Dark/Light Mode

Jurnalistik Ofensif: Najwa Versus Luhut

Kamis, 8 Oktober 2020 07:57 WIB
Prof. Tjipta Lesmana
Prof. Tjipta Lesmana

 Sebelumnya 
Dalam ilmu jurnalistik, jurnalistik yang diterapkan Nana yang cenderung menyerang ketika mewawancarai narsum disebut offensive journalism, jurnalisme ofensif: Serang dan serang terus hingga narsum “kepepet”. Dalam proses menyerang, Nana memang kerap melontarkan humor dan guyon sebagai “bumbunya” untuk memancing pemirsa tertawa...... Namun, tidak jarang humor yang dilemparkan Nana adakalanya bernuansa melecehkan/menertawakan narsum juga.

Seorang pakar etika jurnalistik dari SUNY University di New York, Shakuntala Rao, mengemukakan jurnalistik ofensif tidak beda dengan tabloid journalism. Artinya, dalam jurnaliatik ofensif, Anda boleh omong apa saja, termasuk materi atau pendapat yang mungkin dapat membangkitkan amarah dan kebencian komunikan. Bebas bicara apa saja, seolah tidak ada limitasi etika. Jurnalistik jenis ini tidak jarang bisa menjebloskan pewawancara jatuh dalam jebakan, relativist trap, tanpa disadarinya.

Baca juga : Pagi Ini, 55 Tahun Yang Lalu

Apa sebab Nana punya kebiasaan menyerang dan menyerang narsum ketika berwawancara? Mungkin Nana merasa sudah begitu hebat popularitasnya sehingga boleh bicara apa saja dengan gaya apa saja. Tujuannya, mungkin untuk lebih melambungkan popularitasnya dan rating program yang diasuhnya. Maka, seorang mantan diplomat senior kita berkilah “Najwa succumbs from the ills of her imagined fame”, ia jatuh dalam perangkap persepsinya sebagai jurnalis sangat kondang.
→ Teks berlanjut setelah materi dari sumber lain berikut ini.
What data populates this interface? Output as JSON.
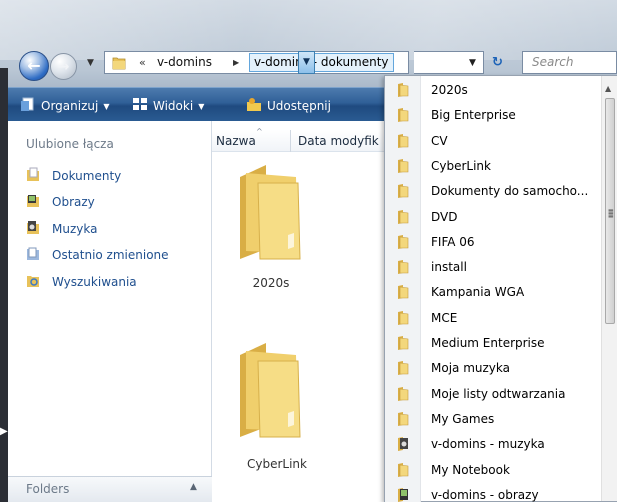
{
  "address": {
    "overflow_chevron": "«",
    "crumb_parent": "v-domins",
    "crumb_current": "v-domins - dokumenty",
    "search_placeholder": "Search"
  },
  "toolbar": {
    "organize": "Organizuj",
    "views": "Widoki",
    "share": "Udostępnij"
  },
  "nav_pane": {
    "header": "Ulubione łącza",
    "links": [
      "Dokumenty",
      "Obrazy",
      "Muzyka",
      "Ostatnio zmienione",
      "Wyszukiwania"
    ],
    "folders_label": "Folders"
  },
  "file_list": {
    "columns": [
      "Nazwa",
      "Data modyfik"
    ],
    "items": [
      "2020s",
      "CyberLink"
    ]
  },
  "dropdown": {
    "items": [
      {
        "label": "2020s",
        "icon": "folder-icon"
      },
      {
        "label": "Big Enterprise",
        "icon": "folder-icon"
      },
      {
        "label": "CV",
        "icon": "folder-icon"
      },
      {
        "label": "CyberLink",
        "icon": "folder-icon"
      },
      {
        "label": "Dokumenty do samocho...",
        "icon": "folder-icon"
      },
      {
        "label": "DVD",
        "icon": "folder-icon"
      },
      {
        "label": "FIFA 06",
        "icon": "folder-icon"
      },
      {
        "label": "install",
        "icon": "folder-icon"
      },
      {
        "label": "Kampania WGA",
        "icon": "folder-icon"
      },
      {
        "label": "MCE",
        "icon": "folder-icon"
      },
      {
        "label": "Medium Enterprise",
        "icon": "folder-icon"
      },
      {
        "label": "Moja muzyka",
        "icon": "folder-icon"
      },
      {
        "label": "Moje listy odtwarzania",
        "icon": "folder-icon"
      },
      {
        "label": "My Games",
        "icon": "folder-icon"
      },
      {
        "label": "v-domins - muzyka",
        "icon": "music-folder-icon"
      },
      {
        "label": "My Notebook",
        "icon": "folder-icon"
      },
      {
        "label": "v-domins - obrazy",
        "icon": "pictures-folder-icon"
      }
    ]
  },
  "colors": {
    "toolbar": "#2f5f97",
    "link": "#1f4f8e",
    "folder": "#e8c25a"
  }
}
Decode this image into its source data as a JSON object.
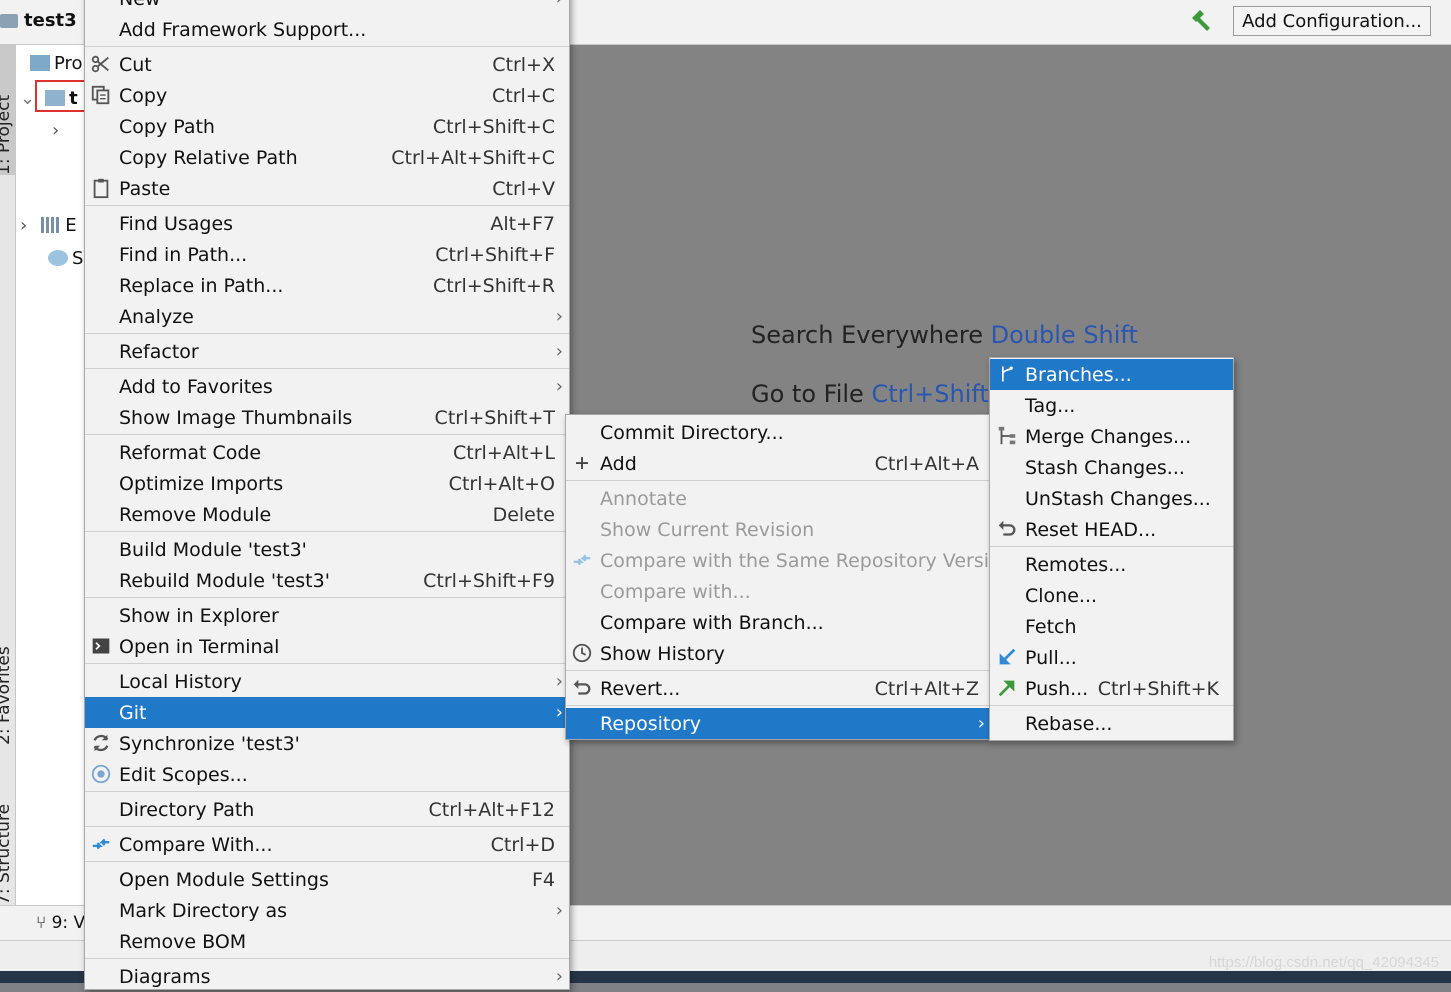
{
  "topbar": {
    "project_name": "test3",
    "add_configuration_label": "Add Configuration..."
  },
  "left_strip": {
    "tab_project": "1: Project",
    "tab_favorites": "2: Favorites",
    "tab_structure": "7: Structure"
  },
  "tree": {
    "row1": "Pro",
    "row2": "t",
    "row3": "E",
    "row4": "S"
  },
  "editor": {
    "search_everywhere_label": "Search Everywhere",
    "search_everywhere_key": "Double Shift",
    "go_to_file_label": "Go to File",
    "go_to_file_key": "Ctrl+Shift+"
  },
  "bottom_bar": {
    "version_control_tool": "9: V"
  },
  "watermark": "https://blog.csdn.net/qq_42094345",
  "main_menu": [
    {
      "label": "New",
      "arrow": true
    },
    {
      "label": "Add Framework Support..."
    },
    {
      "label": "Cut",
      "shortcut": "Ctrl+X",
      "icon": "scissors-icon"
    },
    {
      "label": "Copy",
      "shortcut": "Ctrl+C",
      "icon": "copy-icon"
    },
    {
      "label": "Copy Path",
      "shortcut": "Ctrl+Shift+C"
    },
    {
      "label": "Copy Relative Path",
      "shortcut": "Ctrl+Alt+Shift+C"
    },
    {
      "label": "Paste",
      "shortcut": "Ctrl+V",
      "icon": "clipboard-icon"
    },
    {
      "label": "Find Usages",
      "shortcut": "Alt+F7"
    },
    {
      "label": "Find in Path...",
      "shortcut": "Ctrl+Shift+F"
    },
    {
      "label": "Replace in Path...",
      "shortcut": "Ctrl+Shift+R"
    },
    {
      "label": "Analyze",
      "arrow": true
    },
    {
      "label": "Refactor",
      "arrow": true
    },
    {
      "label": "Add to Favorites",
      "arrow": true
    },
    {
      "label": "Show Image Thumbnails",
      "shortcut": "Ctrl+Shift+T"
    },
    {
      "label": "Reformat Code",
      "shortcut": "Ctrl+Alt+L"
    },
    {
      "label": "Optimize Imports",
      "shortcut": "Ctrl+Alt+O"
    },
    {
      "label": "Remove Module",
      "shortcut": "Delete"
    },
    {
      "label": "Build Module 'test3'"
    },
    {
      "label": "Rebuild Module 'test3'",
      "shortcut": "Ctrl+Shift+F9"
    },
    {
      "label": "Show in Explorer"
    },
    {
      "label": "Open in Terminal",
      "icon": "terminal-icon"
    },
    {
      "label": "Local History",
      "arrow": true
    },
    {
      "label": "Git",
      "arrow": true,
      "highlighted": true
    },
    {
      "label": "Synchronize 'test3'",
      "icon": "sync-icon"
    },
    {
      "label": "Edit Scopes...",
      "icon": "scope-icon"
    },
    {
      "label": "Directory Path",
      "shortcut": "Ctrl+Alt+F12"
    },
    {
      "label": "Compare With...",
      "shortcut": "Ctrl+D",
      "icon": "compare-icon"
    },
    {
      "label": "Open Module Settings",
      "shortcut": "F4"
    },
    {
      "label": "Mark Directory as",
      "arrow": true
    },
    {
      "label": "Remove BOM"
    },
    {
      "label": "Diagrams",
      "arrow": true
    }
  ],
  "git_menu": [
    {
      "label": "Commit Directory..."
    },
    {
      "label": "Add",
      "shortcut": "Ctrl+Alt+A",
      "icon": "plus-icon"
    },
    {
      "label": "Annotate",
      "disabled": true
    },
    {
      "label": "Show Current Revision",
      "disabled": true
    },
    {
      "label": "Compare with the Same Repository Version",
      "disabled": true,
      "icon": "compare-icon"
    },
    {
      "label": "Compare with...",
      "disabled": true
    },
    {
      "label": "Compare with Branch..."
    },
    {
      "label": "Show History",
      "icon": "clock-icon"
    },
    {
      "label": "Revert...",
      "shortcut": "Ctrl+Alt+Z",
      "icon": "revert-icon"
    },
    {
      "label": "Repository",
      "arrow": true,
      "highlighted": true
    }
  ],
  "repo_menu": [
    {
      "label": "Branches...",
      "highlighted": true,
      "icon": "branch-icon"
    },
    {
      "label": "Tag..."
    },
    {
      "label": "Merge Changes...",
      "icon": "merge-icon"
    },
    {
      "label": "Stash Changes..."
    },
    {
      "label": "UnStash Changes..."
    },
    {
      "label": "Reset HEAD...",
      "icon": "reset-icon"
    },
    {
      "label": "Remotes..."
    },
    {
      "label": "Clone..."
    },
    {
      "label": "Fetch"
    },
    {
      "label": "Pull...",
      "icon": "pull-arrow-icon"
    },
    {
      "label": "Push...",
      "shortcut": "Ctrl+Shift+K",
      "icon": "push-arrow-icon"
    },
    {
      "label": "Rebase..."
    }
  ],
  "colors": {
    "highlight": "#1f79c8",
    "shortcut_key_blue": "#2a56b0",
    "hammer_green": "#3c9a3c"
  }
}
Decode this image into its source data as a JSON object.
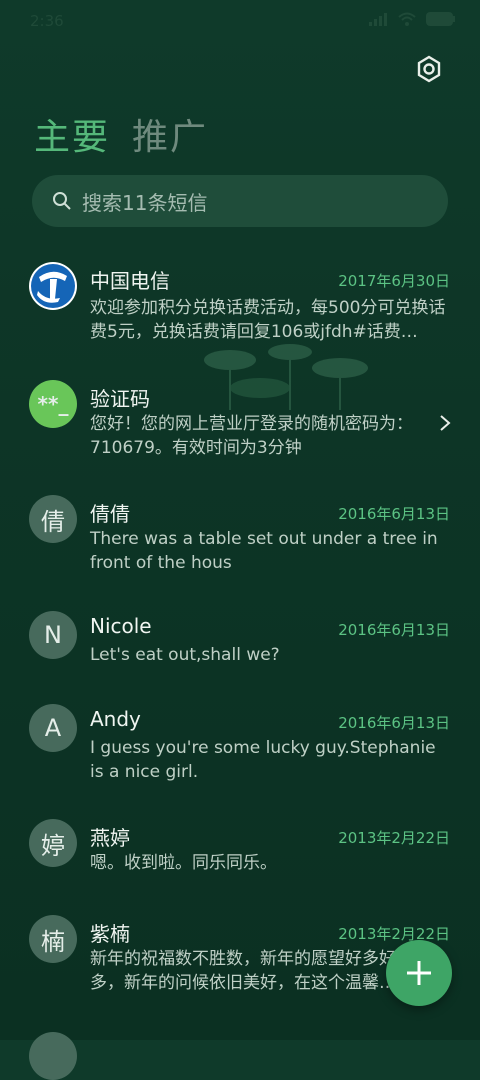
{
  "status": {
    "time": "2:36"
  },
  "tabs": [
    {
      "label": "主要"
    },
    {
      "label": "推广"
    }
  ],
  "search": {
    "placeholder": "搜索11条短信"
  },
  "messages": [
    {
      "name": "中国电信",
      "date": "2017年6月30日",
      "preview": "欢迎参加积分兑换话费活动，每500分可兑换话费5元，兑换话费请回复106或jfdh#话费…",
      "avatar_text": "",
      "avatar_type": "telecom-logo"
    },
    {
      "name": "验证码",
      "date": "",
      "preview": "您好！您的网上营业厅登录的随机密码为：710679。有效时间为3分钟",
      "avatar_text": "**_",
      "avatar_type": "code"
    },
    {
      "name": "倩倩",
      "date": "2016年6月13日",
      "preview": "There was a table set out under a tree in front of the hous",
      "avatar_text": "倩"
    },
    {
      "name": "Nicole",
      "date": "2016年6月13日",
      "preview": "Let's eat out,shall we?",
      "avatar_text": "N"
    },
    {
      "name": "Andy",
      "date": "2016年6月13日",
      "preview": "I guess you're some lucky guy.Stephanie is a nice girl.",
      "avatar_text": "A"
    },
    {
      "name": "燕婷",
      "date": "2013年2月22日",
      "preview": "嗯。收到啦。同乐同乐。",
      "avatar_text": "婷"
    },
    {
      "name": "紫楠",
      "date": "2013年2月22日",
      "preview": "新年的祝福数不胜数，新年的愿望好多好多，新年的问候依旧美好，在这个温馨的时刻",
      "avatar_text": "楠"
    },
    {
      "name": "",
      "date": "",
      "preview": "",
      "avatar_text": ""
    }
  ],
  "colors": {
    "accent": "#55b87a",
    "date": "#5cc384",
    "fab": "#3ea566",
    "background": "#0f3a2a"
  },
  "icons": [
    "settings-icon",
    "search-icon",
    "chevron-right-icon",
    "plus-icon"
  ]
}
Jurnalis yang mempersepsikan dirinya punya nama meroket tiba-tiba digebuk oleh seorang “super minister” bernama Luhut Binsar Pandjaitan, Menteri Koordinator Maritim dan Investasi.

Baca juga : Skandal Pinangki Dan Mimpi Ketemu Pak Ali Said

Tipe menteri kita yang satu ini sebetulnya juga punya watak mirip-mirip Nana. Di mana-mana Luhut kerap menampilkan dirinya sebagai menteri yang serba tahu, serba benar dan serba bijak. Arogan? Entah kebetulan atau tidak, selama hampir 6 tahun jadi pembantu dekat Presiden Jokowi, Luhut mendapat tugas macam-macam dari presiden, kerap melampaui tugas resmi yang diembannya. Ketika merayakan HUT Konperensi Asia Afrika pada 2015, Luhut-lah yang ditunjuk sebagai Ketua Panitia. Ketika Bank Dunia dan IMF menyelenggarakan konperensi internasional di Bali, dihadiri oleh sekian puluh kepala negara dan perdana menteri, Luhut juga yang tampil sebagai Ketua Panitia. Dia banyak bicara dan buat rencana tentang pariwisata. Proyek Danau Toba seolah miliknya; seolah Menteri Pariwisara kita non-job. Urusan pariwisata di kepulauan Bajo, Luhut juga yang paling tampil.

Urusan ekonomi nasional pun, dia banyak bicara dengan nada keras. Dia menantang siapa saja yang suka mempermasalahkan masalah utang negara kita. Ia menyatakan kesiapannya berdebat terbuka dengan siapa saja. Namun, ketika Dr. Rizal Ramli menyatakan siap berdebat dengan Luhut dan Sri Mulyani soal utang, Luhut diam. Soal investasi asing, Luhut juga yang terkesan paling aktif ngomong, apalagi investasi RRT di berbagai proyek Sulawesi, khususnya lagi tentang keterlibatan ratusan tenaga kerja Cina di sana. Luhut pasang badan membela mati-matian soal ini, sampai-sampai Menteri Tenaga Kerja pun tidak berani ngomong. Gubernur, Bupati dan Walikota setempat yang semula bicara keras di layar televisi menentang keterlibatan begitu banyak tenaga kerja Cina, akhirnya, dibuat bertekuk-lutut oleh Luhut: DIAM semua! Ada teman yang berkilah: lalu, apa kerja Ketua BKPM kita, Pak?
 Selanjutnya 

Update berita dan artikel RM.ID menarik lainnya di Google News

Dapatkan juga update berita pilihan dan breaking news setiap hari dari RM.id. Mari bergabung di Grup Telegram "Rakyat Merdeka News Update", caranya klik link https://t.me/officialrakyatmerdeka kemudian join. Anda harus install aplikasi Telegram terlebih dulu di ponsel.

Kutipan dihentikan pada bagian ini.